Rather than try and parse through your code to calculate the number of times that statement actually gets executed, I modified the code to put an atomicAdd on a global (device) variable, immediately after the fabs statement, in the “slow” case.

The total number of times that statement is getting executed is not 128^3 = 2097152 but actually 68719476736 times. This number is actually 128^5 * 2. If you study your code carefully, I think you’ll be able to derive why this number is correct. You are launching a grid of 128x2 blocks each of 128 threads. Each thread executes through an outer for-loop of volSize (=128^3)/128 = 128^2 iterations in the outer loop, each having 128 iterations in the inner loop. This yields a total of 128^5*2 total executions of the fabs statement, when it is not hoisted out of the inner loop by the compiler.

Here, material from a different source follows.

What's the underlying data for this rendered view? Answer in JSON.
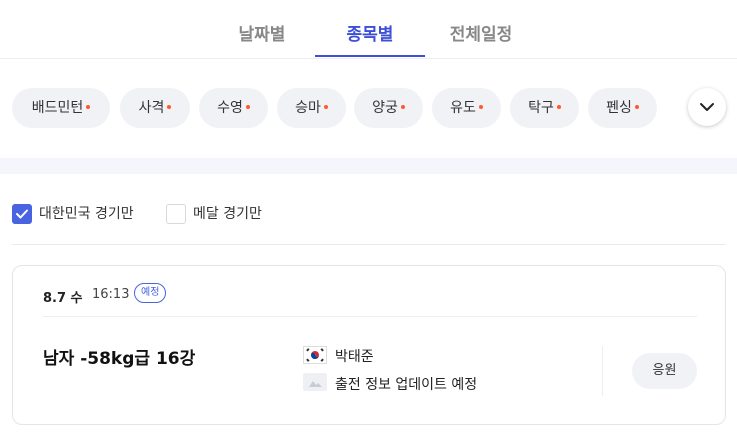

Given that the statement in question involves a non-full-throughput floating point operation, additional ops like subtraction and type conversion, it’s quite reasonable that the difference suggested by Detlef Roettger is indeed the correct and full explanation for the timing difference. Hoisting that statement out of the body of the loops makes a huge difference. Instead of getting executed ~128^5 times, it is getting executed ~128^2 times (assuming hoisting out of both nested loops, or ~128^4 if only hoisted from inner loop), and the difference (128^5-128^2) is in fact about 128^5 executions of the statement. If you divide this number into 1.5 seconds, you get an average execution time of far less than 1ns for this statement.

The “common-expression-hoisting-by-the-compiler” theory is a completely rational explanation for the timing difference.

Many thanks on your highly educational answer, especially with respect to your profiling methodology.
Detlef’s answer already accounted for the optimization done on the 1st version,
and you’ve added the great number of time fabsf() is executed in the 2nd,
but there is an additional issue still remaining, being the difference between these two:

int val = fabsf(i - ind); // 2084msec

, and

float val = fabsf((float)(i - ind)); // 678msec

Any insight?

We already know now that small differences in this inner loop can have a large impact on overall execution time due to the huge 128^5*2 multiplicative factor.

You should now be able to answer the question yourself by dumping the SASS code in each case:

cuobjdump -sass myexe

and comparing the actual differences in instructions emitted by the compiler for each case. Just based on looking at the source code, it would seem to me that there is one less float-to-int cast/conversion in the faster case, but I’m sure there are other differences as well. My suspicion is that fabsf with an integer argument takes a substantially different code path than fabsf with a float argument (i.e. more than just an int-to-float conversion).

I could certainly do the legwork for you, by dumping the SASS and comparing, but your learning would be substantially reduced in that case. I already have enough data to convince myself that very minor differences in this inner loop can be dramatic.

The binary analysis tools are documented here:

http://docs.nvidia.com/cuda/cuda-binary-utilities/index.html#abstract

As an aside, I’m not proud of that “profiling methodology”. I took one look at your code and could not deduce the 128^5*2 number in less than 10 seconds. So I’m lazy and let the machine do the work for me. Adding that atomicAdd makes your code run much slower, so I don’t think it’s a good “profiling” technique.

I enjoy the legwork…
I’ve already inspected the ptx code prior to submitting my reply involving the typecast, and it is considerably different. It was sufficient to determine the two are not equivalent, but what amazed me was the great difference in running time, which I could not have predicted in advance.

In any case, your reply answers my question in full, but as a rule,
would you necessarily recommend dumping SASS rather than PTX?

I almost never recommend analysis of code behavior based on PTX.

PTX code is not actually the machine code that gets executed (SASS is what gets executed), but more importantly the tool (ptxas) that converts PTX to SASS is really more like a compiler than an assembler, and it can do significant optimization on its own. Therefore, the executed code may differ markedly from what the PTX would suggest, so PTX is not a reliable indicator of performance.